Aber nein! Aus dem intimen Einstieg wird nichts, zu groß ist derzeit wieder der Erfolg von Madame Hardy. Das Einzelinterview in einem Hamburger Hotel ist von ihrem deutschen Management zu einem Gruppentermin mit zwei Kollegen umgewidmet worden. Zu vehement sei die Nachfrage der Medien, Pardon! Also bleibt die schüchterne Sängerin in der Tasche. Schade drum!
Schüchtern allerdings wirkt die Françoise Hardy von heute gar nicht. 61 ist sie gerade geworden, beängstigend schlank ist sie, das Haar nicht mehr kastanienbraun, auch nicht mehr grau meliert, sondern strahlend weiß. Die Frisur mit dem tiefen Pony ist dafür noch dieselbe wie seit ihrem ersten „ultimativ letzten“ Album „Quelqu’un qui s’en va“ (Jemand geht) – und das erschien vor 23 Jahren! Hardy ist die Konstanz in Person: Ihre Stimme klingt so unverbraucht wie vor vier Dekaden, noch immer handeln ihre Texte von „Einsamkeit, Liebe, alldem“. Deutsch allerdings spricht sie im Interview nur noch selten; kurze, vorsichtige Sätze wie: „Nicht so schlimm!“, oder: „Meine Stimme ist wie ich: fragile.“ Und meist lacht sie dann auf eine Art, dass man ihre nicht ganz ebenmäßigen Zähne sieht und plötzlich wieder die junge, ein wenig gehemmte Frau von damals erkennt.
Überhaupt: Für eine berufsmäßige Melancholikerin lacht Françoise Hardy erfreulich oft. Etwa wenn sie Sachen sagt wie diese: „Wenn eine Melodie mir gefallen soll, muss sie etwas Trauriges haben. Erst neulich habe ich Nigel Kennedy erlebt, wie er aus Vivaldis „Vier Jahreszeiten“ den letzten Satz aus dem „Sommer“ gespielt hat. Das war das erste Mal in meinem Leben, dass mich eine Melodie umgehauen hat, die nicht melancholisch war! Und wissen Sie was: Ich fürchte, es wird auch das letzte Mal gewesen sein.“
„Tant de belles choses“ (So viel Schönes; Virgin) heißt das neue Album, das ab Montag auch in Deutschland erhältlich ist; es ist schätzungsweise das zwanzigste in den 43 Jahren ihrer Karriere, und es enthält tatsächlich fast nur Schönes. In einer französischen Rezension hieß es, diese Schallplatte sei das Beste von Françoise Hardy, ohne ein Best of zu sein. Allerdings sollte man den Titelsong mit seinem unseligen Solo auf der E-Gitarre überspringen.
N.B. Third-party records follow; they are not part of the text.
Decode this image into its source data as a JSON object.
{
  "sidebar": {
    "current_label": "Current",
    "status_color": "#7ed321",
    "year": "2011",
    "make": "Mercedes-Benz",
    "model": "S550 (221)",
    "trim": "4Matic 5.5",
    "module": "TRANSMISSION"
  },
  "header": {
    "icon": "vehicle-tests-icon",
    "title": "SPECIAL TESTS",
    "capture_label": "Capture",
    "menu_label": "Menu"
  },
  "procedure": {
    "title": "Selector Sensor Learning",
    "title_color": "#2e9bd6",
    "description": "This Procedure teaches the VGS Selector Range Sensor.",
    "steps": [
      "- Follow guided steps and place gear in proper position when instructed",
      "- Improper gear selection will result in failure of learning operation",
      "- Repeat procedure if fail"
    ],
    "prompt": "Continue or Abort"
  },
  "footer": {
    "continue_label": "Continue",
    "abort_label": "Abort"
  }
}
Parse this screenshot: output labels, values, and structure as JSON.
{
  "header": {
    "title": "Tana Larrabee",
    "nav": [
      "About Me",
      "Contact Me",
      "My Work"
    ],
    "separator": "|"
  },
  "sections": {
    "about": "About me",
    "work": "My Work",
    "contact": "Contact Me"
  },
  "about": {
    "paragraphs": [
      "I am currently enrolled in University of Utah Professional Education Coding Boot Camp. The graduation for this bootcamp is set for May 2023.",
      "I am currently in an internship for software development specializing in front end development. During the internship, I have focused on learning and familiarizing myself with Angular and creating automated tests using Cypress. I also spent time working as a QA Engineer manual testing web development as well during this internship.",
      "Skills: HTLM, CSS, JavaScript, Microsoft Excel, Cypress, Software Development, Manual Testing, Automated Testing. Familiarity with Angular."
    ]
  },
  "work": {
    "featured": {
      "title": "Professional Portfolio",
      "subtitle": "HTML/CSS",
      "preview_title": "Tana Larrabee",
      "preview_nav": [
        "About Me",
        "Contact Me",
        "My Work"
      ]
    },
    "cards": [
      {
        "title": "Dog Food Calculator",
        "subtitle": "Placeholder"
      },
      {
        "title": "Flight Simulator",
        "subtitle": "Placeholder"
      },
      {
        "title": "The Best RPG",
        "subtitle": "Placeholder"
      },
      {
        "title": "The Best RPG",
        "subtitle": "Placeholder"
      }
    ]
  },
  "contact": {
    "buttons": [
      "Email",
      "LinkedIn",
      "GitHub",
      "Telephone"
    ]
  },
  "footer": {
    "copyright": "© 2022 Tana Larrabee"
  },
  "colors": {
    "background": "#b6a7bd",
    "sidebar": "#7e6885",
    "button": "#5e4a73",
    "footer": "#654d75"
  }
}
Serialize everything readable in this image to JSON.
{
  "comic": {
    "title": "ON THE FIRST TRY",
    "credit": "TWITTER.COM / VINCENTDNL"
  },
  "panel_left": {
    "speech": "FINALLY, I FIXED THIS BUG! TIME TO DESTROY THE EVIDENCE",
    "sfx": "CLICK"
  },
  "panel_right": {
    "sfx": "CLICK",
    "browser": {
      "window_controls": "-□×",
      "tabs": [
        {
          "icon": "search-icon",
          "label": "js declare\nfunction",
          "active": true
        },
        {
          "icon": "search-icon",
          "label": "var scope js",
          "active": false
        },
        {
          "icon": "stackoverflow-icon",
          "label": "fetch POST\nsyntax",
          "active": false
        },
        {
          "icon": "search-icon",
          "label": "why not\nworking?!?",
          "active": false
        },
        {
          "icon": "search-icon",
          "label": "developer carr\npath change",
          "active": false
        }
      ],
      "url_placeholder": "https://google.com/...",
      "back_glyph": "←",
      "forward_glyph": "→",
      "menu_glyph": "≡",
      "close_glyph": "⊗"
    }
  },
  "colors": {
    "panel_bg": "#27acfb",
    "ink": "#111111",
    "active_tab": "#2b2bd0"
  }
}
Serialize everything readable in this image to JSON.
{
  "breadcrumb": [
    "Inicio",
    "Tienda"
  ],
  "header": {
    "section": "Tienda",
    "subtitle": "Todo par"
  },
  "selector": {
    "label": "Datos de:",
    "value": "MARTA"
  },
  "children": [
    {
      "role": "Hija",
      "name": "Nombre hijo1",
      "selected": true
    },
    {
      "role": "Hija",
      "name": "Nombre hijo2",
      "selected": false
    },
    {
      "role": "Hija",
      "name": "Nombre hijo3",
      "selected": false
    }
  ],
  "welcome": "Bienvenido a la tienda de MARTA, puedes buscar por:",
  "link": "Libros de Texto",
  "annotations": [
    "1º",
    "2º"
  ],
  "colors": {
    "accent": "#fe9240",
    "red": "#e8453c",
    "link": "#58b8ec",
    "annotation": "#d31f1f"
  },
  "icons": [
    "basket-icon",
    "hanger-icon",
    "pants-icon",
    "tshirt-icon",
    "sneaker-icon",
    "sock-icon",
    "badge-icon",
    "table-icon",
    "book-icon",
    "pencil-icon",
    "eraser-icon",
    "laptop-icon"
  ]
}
Gerade dieser Titel aber liegt der Hardy besonders am Herzen: „Für ‚Tant de belles choses‘ hatte ich eine Produktion à la Jean-Jacques Goldman im Kopf. Die erste Fassung gefiel mir aber überhaupt nicht. Für mich ist es der einzige radiotaugliche Song, und ich finde, bei so einem Titel muss man den Weg auch zu Ende gehen.“ Mit aufjaulender Gitarre, nun ja. Zum Glück für alle Mitmelancholiker befand die Sängerin keinen weiteren Titel für solcherart hitverdächtig. Und Gott sei Dank findet sich die erste Version als „hidden track“ auch noch auf dem Album.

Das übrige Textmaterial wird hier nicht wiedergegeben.